In 2016 a complaint was raised that prices increased on match days, as well as the end of the practise whereby regulars could still buy drinks at the ordinary price. The pub defended itself, highlighting that the practice of match day prices was entirely legal, and that it is required to cover the cost of doormen, who are only used on match days, as well as the increased number of staff.

In the same year, the pub hosted a charity sportsman dinner with Lee Sharpe as guest. A limited edition pale ale, Sharpies Blonde, was brewed for the occasion. £1,500 was raised. Later on in the year another charity dinner was held, this time with Denis Irwin as the guest, which raised £500.

In 2017 the pub was selected as a suitable location to host the Premier League trophy for fans to take a photo with.

In 2020, the pubs importance to supporting Manchester United fans was recognised by the Manchester Munich Memorial Foundation, who donated ribbons from a wreath laid in memory of the 1958 Munich Air Crash.

In 2023, The Guardian described the Bishop Blaize as a 'United pub' and commented on the lively engagement of staff at the pub to the Manchester United vs City rivalry.

Nicky Butt was the guest at a charity dinner in 2024 which raised £300.

In 2024 the pub was celebrated as being the best Wetherspoons pub in the country.

The Manchester Evening News sent reporter Adam Maidment to the pub to see whether it lived up to its title of being the best Wetherspoons in the country. Despite the unappealing façade, he described it as lively and popular inside, appealing to Manchester United-supporting tourists without neglecting regulars. He found that the regulars exhibited just the right level of self-centered ignorance towards strangers as is traditional. Down the predictable winding corridors, he celebrated signs of a lively community centered on the pub, which advertised its regular darts and poker nights.
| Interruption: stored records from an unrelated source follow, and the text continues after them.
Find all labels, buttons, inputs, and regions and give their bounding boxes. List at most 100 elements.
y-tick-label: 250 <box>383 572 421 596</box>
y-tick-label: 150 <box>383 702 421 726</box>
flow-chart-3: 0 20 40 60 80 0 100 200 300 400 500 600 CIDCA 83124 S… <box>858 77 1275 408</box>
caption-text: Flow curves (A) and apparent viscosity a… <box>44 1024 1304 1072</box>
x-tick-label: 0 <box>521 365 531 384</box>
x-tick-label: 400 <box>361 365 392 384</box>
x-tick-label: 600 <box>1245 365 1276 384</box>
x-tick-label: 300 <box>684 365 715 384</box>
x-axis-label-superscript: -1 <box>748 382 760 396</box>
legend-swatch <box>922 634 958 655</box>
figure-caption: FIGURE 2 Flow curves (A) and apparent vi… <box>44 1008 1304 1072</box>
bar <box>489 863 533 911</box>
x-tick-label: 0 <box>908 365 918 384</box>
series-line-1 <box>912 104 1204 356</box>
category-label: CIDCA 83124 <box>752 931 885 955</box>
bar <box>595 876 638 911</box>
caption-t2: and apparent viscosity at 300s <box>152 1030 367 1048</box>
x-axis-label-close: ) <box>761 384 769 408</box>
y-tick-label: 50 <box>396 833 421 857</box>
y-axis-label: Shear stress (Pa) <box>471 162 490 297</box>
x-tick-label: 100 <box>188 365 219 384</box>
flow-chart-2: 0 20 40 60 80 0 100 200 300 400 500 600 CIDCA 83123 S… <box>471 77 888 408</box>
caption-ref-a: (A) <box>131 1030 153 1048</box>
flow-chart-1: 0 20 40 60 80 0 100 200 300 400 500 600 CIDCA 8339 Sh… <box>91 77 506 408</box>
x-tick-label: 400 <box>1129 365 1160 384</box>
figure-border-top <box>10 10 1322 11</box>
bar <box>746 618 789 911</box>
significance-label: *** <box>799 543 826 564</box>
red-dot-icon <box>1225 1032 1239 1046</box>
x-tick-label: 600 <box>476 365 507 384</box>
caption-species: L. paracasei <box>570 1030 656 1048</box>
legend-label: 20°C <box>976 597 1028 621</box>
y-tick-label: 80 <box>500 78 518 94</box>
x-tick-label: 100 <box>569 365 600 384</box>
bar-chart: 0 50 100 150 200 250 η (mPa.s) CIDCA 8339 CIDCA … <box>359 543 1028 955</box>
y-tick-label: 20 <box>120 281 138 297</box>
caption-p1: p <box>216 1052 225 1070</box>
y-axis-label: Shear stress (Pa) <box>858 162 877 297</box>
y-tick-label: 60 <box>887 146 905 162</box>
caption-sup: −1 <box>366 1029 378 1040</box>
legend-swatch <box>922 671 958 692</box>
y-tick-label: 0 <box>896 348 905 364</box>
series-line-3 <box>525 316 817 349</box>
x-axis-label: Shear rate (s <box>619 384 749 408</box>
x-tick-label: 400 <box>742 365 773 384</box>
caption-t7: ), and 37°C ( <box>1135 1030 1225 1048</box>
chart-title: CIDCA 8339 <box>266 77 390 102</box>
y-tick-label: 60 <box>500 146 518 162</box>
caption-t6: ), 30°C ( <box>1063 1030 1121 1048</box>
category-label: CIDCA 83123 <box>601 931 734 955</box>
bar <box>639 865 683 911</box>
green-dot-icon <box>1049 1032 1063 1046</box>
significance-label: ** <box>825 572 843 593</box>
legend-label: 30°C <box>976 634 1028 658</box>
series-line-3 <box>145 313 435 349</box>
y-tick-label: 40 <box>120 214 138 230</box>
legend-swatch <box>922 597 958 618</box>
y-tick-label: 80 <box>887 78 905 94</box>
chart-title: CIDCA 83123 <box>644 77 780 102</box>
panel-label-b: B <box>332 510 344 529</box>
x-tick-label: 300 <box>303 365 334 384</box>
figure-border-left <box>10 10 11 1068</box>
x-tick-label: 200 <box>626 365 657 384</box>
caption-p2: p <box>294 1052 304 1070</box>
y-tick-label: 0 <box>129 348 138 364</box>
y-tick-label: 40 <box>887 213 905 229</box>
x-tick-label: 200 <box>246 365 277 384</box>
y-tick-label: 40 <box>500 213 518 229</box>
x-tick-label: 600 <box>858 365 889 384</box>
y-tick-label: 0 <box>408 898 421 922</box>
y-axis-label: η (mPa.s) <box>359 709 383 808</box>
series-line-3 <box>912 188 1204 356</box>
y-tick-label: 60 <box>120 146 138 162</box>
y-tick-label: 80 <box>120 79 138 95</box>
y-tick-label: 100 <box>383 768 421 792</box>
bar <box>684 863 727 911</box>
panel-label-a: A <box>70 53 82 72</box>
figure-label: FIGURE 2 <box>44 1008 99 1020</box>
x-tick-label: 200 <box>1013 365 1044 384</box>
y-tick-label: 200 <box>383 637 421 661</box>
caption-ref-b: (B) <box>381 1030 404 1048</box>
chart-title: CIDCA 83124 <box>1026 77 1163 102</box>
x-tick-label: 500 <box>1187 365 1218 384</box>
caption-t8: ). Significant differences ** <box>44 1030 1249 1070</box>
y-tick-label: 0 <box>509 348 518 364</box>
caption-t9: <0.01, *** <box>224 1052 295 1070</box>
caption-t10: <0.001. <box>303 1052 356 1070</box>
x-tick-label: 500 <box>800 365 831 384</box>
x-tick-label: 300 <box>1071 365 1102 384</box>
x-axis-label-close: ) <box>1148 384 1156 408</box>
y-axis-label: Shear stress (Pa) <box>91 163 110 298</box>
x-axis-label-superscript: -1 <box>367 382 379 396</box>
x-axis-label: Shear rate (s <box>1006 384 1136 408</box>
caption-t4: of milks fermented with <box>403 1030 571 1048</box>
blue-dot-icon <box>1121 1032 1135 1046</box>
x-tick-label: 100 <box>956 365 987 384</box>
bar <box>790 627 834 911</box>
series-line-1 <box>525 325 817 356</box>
He also described the staff 'busy but very efficient and friendly'. Ultimately, Adam was surprised by how much of a 'good vibe' the pub had.

== Popular culture ==
The pub is recognised nationally and internationally as being a focal point for fans to visit. As the nearest pub to Old Trafford ground, it attracts a large number of supporters even when there is no match on. Visiting the pub before a match at Old Trafford is heralded by the Manchester Evening News as an essential part of a match day experience for Manchester United supporters.

Examples of foreign fans celebrating the pubs importance in a Manchester United excursions include Czeck and Slovakians, Danes, and Swedes.

The pub is also recognised by famous members of Manchester United, with Eric Cantona being known to enjoy the pub on occasions.

It has been used in the past as a recording venue for BBC Radio Manchester.

CAMRA has highlighted how outside of match days, the pub operates as a well used 'local'.

== Origin of name ==
The namesake of the pub is Saint Blaise, particularly as the patron saint of wool workers. According to tradition, there was a pub called the Bishop Blaise in the vicinity of the pub, which stood from the 1400s until 1863. James Bridley, the engineer of the Bridgewater Canal, stayed there when he had a nervous breakdown when the aqueduct at Barton appeared close to breaking. The original pub was further down Chester Road, on a site next to Stretford Town Hall which was later occupied by the Talbot Hotel.